Berkaitan dengan hal tersebut, Frederick Carl Von Savigny berpandangan bahwa manusia terdapat beraneka ragam bangsa dan tiap-tiap bangsa mempunyai semangat bangsanya sendiri atau jiwa rakyatnya. Ia menegaskan bahwa hukum tidak dapat berlaku secara universal pada semua waktu dan tempat. Hal tersebut tergantung dengan jiwa rakyat suatu bangsa. Artinya, hukum sangat dipengaruhi oleh adat kebiasaan dan pergaulan hidup manusia sepanjang sejarah.

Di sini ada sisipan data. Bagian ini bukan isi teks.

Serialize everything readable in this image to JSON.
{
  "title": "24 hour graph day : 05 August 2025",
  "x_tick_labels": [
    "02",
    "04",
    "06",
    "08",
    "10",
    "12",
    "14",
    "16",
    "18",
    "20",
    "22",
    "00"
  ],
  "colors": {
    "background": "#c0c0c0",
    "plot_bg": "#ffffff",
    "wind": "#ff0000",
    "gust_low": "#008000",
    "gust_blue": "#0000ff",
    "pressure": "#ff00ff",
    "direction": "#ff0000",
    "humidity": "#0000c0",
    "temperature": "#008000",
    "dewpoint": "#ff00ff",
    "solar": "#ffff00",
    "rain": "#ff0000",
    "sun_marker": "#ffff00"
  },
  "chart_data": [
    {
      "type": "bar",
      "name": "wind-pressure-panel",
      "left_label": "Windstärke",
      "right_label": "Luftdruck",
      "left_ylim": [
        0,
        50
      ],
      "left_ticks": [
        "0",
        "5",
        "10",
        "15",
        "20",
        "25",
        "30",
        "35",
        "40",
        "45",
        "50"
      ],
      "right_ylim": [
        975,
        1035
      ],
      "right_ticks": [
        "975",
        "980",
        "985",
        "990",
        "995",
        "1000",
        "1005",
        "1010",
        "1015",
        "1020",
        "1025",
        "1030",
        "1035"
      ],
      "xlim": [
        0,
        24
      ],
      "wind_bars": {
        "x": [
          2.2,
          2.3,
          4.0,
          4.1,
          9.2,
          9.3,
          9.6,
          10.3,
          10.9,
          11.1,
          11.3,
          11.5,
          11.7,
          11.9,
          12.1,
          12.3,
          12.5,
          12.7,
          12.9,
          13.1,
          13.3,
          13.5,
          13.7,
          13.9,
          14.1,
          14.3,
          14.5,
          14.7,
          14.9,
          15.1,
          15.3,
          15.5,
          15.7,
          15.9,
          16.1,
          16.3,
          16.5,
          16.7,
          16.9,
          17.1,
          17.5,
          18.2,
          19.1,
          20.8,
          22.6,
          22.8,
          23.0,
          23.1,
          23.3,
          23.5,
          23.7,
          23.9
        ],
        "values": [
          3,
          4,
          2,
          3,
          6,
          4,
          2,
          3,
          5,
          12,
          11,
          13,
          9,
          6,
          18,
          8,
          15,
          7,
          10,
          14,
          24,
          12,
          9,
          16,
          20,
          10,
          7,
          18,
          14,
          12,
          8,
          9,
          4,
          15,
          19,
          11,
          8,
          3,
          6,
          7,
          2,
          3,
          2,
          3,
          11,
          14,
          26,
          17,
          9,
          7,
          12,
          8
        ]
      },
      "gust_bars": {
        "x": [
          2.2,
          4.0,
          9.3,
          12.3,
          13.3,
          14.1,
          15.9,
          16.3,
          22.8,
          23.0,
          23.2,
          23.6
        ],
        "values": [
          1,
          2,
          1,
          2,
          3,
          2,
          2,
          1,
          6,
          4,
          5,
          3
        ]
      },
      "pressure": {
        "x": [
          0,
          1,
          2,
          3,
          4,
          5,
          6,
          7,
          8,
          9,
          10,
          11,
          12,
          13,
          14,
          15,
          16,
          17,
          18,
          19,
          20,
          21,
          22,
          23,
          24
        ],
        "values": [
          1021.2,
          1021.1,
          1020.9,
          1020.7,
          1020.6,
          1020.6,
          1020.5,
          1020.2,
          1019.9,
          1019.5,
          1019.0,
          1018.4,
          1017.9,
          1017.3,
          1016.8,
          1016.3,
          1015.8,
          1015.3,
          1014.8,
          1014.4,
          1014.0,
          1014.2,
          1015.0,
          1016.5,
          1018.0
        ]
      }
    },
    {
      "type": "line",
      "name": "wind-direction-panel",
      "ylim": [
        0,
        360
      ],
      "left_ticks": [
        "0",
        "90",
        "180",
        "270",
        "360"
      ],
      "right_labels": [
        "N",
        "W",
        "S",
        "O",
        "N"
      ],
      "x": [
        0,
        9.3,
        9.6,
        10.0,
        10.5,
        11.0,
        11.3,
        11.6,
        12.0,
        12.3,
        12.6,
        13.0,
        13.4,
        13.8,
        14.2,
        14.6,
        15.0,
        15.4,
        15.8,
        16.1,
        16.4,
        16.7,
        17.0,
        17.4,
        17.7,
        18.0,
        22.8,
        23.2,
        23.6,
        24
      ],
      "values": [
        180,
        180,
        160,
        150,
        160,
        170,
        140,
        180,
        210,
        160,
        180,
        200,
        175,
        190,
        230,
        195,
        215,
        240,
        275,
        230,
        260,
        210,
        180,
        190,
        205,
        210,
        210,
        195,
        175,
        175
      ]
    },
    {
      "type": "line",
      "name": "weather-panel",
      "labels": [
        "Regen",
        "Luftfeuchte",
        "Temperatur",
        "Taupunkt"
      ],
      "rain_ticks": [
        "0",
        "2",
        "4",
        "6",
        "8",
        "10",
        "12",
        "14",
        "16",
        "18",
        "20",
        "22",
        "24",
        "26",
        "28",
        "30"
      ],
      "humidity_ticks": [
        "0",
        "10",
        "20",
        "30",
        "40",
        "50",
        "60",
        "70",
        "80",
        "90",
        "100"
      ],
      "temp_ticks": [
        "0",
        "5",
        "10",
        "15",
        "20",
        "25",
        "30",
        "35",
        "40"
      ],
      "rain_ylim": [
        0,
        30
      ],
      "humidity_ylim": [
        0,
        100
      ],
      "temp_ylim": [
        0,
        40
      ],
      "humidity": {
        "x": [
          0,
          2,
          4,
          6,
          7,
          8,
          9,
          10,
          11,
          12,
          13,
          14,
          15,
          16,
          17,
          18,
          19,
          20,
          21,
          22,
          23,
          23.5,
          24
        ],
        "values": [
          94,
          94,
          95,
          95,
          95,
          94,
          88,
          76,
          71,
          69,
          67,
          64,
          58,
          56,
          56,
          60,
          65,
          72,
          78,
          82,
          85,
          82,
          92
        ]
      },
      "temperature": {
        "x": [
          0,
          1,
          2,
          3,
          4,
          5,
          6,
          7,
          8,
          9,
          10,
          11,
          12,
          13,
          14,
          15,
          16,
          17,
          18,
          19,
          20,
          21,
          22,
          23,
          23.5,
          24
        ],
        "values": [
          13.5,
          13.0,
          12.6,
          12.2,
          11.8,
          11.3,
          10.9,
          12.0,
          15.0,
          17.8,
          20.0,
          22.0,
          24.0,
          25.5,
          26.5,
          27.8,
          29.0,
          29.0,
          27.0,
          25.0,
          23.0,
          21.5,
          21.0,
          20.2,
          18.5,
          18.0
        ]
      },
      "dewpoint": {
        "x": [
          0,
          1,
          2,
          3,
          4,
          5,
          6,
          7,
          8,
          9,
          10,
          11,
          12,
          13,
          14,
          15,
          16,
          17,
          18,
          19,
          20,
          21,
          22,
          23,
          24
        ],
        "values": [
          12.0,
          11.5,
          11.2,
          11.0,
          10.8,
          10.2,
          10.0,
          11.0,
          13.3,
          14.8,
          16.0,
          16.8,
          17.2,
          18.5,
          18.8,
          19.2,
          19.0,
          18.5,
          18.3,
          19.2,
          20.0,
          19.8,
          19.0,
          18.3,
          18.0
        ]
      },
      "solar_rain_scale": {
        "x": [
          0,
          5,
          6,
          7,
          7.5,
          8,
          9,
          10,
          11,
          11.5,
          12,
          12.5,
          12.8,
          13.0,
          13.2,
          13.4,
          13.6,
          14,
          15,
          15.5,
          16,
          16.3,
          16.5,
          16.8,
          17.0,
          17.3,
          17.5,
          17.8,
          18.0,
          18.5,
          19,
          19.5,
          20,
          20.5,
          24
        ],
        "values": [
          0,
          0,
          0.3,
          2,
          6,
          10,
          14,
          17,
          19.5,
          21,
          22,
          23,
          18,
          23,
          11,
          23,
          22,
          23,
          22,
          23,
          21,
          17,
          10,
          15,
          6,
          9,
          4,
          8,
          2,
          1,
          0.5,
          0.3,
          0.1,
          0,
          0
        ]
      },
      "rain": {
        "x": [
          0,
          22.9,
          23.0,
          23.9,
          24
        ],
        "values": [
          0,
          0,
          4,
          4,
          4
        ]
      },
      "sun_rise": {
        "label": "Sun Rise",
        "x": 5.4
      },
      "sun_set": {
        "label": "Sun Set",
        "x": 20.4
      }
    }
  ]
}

Pada term hukum Islam, terdapat dua istilah yang sering digunakan, yakni as-syari'ah al-Islamiyah dan al-fiqh al-Islamy. Padaliteratur Barat, istilah tersebut dikenal dengan Islamic law dan Islamic jurispundence. Perjalanan hukum Islam pada sejarah Indonesia memiliki lika-liku. Masing-masing masa memiliki nuansa dan perbedaan-perbedaan yang cukup signifikan. Hal tersebut akan membantu dalam memahami hukum Islam serta konteks budaya hukum Islam.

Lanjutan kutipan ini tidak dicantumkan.